Question

A hollow cylindrical tube of a metal with inner and outer radii as $r_1$ and $r_2$ respectively carries a current $I$. The magnetic field inside the tube at a distance $r$ (shown in the diagram) from the centre will be

• A. $\frac{{\mu }_{o}I(r-r_1)}{2\pi r(r_2-r_1)}$
• B. $\frac{{\mu }_{o}I(r+r_1)}{2\pi r(r_2+r_1)}$
• C. $\frac{{\mu }_{o}I(r^2-r_1^2)}{2\pi r(r_2^2-r_1^2)}$
• D. $\frac{{\mu }_{o}I(r^2+r_1^2)}{2\pi r(r_2^2+r_1^2)}$

Answer 1

The correct option is C $\frac{{\mu }_{o}I(r^2-r_1^2)}{2\pi r(r_2^2-r_1^2)}$

Consider a closed path in the form of a circle of radius $r$.
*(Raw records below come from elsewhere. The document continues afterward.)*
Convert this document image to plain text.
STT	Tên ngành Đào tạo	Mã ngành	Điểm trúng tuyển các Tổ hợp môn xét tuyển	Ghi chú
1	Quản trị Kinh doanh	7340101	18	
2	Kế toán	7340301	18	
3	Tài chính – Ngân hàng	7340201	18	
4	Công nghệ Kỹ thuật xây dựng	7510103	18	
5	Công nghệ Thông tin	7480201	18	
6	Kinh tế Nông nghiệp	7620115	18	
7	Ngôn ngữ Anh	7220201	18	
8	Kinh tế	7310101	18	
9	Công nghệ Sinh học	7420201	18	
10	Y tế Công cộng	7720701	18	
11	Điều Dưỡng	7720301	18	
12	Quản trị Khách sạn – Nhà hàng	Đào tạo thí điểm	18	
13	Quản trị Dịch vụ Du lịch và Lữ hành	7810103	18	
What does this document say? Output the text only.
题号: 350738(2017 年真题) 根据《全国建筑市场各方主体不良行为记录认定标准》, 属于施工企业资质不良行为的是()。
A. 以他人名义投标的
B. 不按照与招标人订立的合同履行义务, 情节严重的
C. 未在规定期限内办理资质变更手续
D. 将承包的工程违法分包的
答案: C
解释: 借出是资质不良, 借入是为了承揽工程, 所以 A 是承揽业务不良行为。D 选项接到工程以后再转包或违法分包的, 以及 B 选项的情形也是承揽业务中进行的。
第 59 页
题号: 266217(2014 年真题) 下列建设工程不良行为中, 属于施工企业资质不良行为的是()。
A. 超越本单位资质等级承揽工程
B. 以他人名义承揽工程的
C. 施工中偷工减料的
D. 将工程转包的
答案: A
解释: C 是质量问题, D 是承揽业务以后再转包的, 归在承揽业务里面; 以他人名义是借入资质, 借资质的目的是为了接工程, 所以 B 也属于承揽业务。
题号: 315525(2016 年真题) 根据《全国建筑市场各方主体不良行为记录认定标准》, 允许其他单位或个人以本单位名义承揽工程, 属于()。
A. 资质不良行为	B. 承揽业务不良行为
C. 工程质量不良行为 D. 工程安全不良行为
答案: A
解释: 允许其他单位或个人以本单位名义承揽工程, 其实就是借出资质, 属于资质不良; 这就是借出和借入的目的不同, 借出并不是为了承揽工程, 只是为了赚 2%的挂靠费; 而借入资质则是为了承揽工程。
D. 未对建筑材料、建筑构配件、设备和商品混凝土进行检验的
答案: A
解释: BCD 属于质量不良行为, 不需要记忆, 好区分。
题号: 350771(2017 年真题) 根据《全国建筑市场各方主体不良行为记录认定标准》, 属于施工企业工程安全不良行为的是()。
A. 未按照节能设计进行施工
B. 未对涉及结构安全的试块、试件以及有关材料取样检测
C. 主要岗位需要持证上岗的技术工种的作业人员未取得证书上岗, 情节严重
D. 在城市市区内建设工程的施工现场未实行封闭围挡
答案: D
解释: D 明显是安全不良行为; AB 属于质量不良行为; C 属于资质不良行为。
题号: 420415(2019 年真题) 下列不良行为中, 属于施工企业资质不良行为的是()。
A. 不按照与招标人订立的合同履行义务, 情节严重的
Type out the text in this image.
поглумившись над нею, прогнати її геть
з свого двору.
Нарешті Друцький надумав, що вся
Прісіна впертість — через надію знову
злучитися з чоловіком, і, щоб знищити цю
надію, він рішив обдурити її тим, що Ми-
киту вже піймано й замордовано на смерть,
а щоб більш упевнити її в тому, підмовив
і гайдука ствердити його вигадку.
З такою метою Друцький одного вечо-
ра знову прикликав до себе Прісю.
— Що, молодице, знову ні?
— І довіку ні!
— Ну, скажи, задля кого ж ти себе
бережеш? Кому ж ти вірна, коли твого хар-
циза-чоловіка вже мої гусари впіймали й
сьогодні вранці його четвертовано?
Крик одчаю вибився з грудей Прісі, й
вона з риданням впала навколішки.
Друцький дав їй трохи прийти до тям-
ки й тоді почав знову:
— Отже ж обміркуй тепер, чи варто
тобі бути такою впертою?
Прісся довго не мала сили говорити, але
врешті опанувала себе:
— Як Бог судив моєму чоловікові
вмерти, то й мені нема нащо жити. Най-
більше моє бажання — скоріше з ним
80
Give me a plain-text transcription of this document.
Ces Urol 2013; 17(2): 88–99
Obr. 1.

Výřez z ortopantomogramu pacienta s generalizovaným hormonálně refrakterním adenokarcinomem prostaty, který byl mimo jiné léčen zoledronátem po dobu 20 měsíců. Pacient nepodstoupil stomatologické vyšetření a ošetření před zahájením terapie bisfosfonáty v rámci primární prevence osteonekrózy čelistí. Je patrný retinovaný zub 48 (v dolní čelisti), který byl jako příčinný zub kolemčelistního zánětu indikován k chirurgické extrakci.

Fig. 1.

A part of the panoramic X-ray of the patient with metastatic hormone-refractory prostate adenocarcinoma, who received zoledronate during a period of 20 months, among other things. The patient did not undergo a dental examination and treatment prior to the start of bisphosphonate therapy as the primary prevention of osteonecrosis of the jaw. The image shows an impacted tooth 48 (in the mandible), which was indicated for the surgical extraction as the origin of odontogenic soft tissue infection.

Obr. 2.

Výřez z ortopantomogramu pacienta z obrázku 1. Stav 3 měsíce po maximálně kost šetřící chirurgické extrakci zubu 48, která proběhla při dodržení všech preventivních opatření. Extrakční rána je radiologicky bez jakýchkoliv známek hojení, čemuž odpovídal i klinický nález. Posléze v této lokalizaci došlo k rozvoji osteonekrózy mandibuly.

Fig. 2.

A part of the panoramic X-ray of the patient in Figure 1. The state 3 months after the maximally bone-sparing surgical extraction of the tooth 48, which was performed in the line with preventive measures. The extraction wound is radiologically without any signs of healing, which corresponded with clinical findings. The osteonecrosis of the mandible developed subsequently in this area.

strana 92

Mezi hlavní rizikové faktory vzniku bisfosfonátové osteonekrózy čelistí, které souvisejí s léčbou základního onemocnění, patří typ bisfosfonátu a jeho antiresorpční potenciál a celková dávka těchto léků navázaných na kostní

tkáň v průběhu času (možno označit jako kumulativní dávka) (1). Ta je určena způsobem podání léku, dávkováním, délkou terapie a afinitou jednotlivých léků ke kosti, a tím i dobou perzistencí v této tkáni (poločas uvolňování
If $I^{\prime }$ is the current flowing through the circle of radius $r$, then using Ampere's law, we have

$B\left(2\pi r\right)={\mu }_o{I}^{\prime }$

$\therefore B=\frac{{\mu }_o{I}^{\prime }}{2\pi r}...\left(i\right)$

Now, the current per unit area will be the same for all cross-sections.

$\therefore J=\frac{I}{\pi (r_2^2-r_1^2)}=\frac{I^{\prime }}{\pi (r^2-r_1^2)}$

$\Rightarrow I^{\prime }=\frac{I(r^2-r_1^2)}{(r_2^2-r_1^2)}...\left(ii\right)$

From $\left(i\right)$ and $\left(ii\right)$

$B=\frac{{\mu }_{o}I(r^2-r_1^2)}{2\pi r(r_2^2-r_1^2)}$

Hence, option $\left(c\right)$ is the correct answer.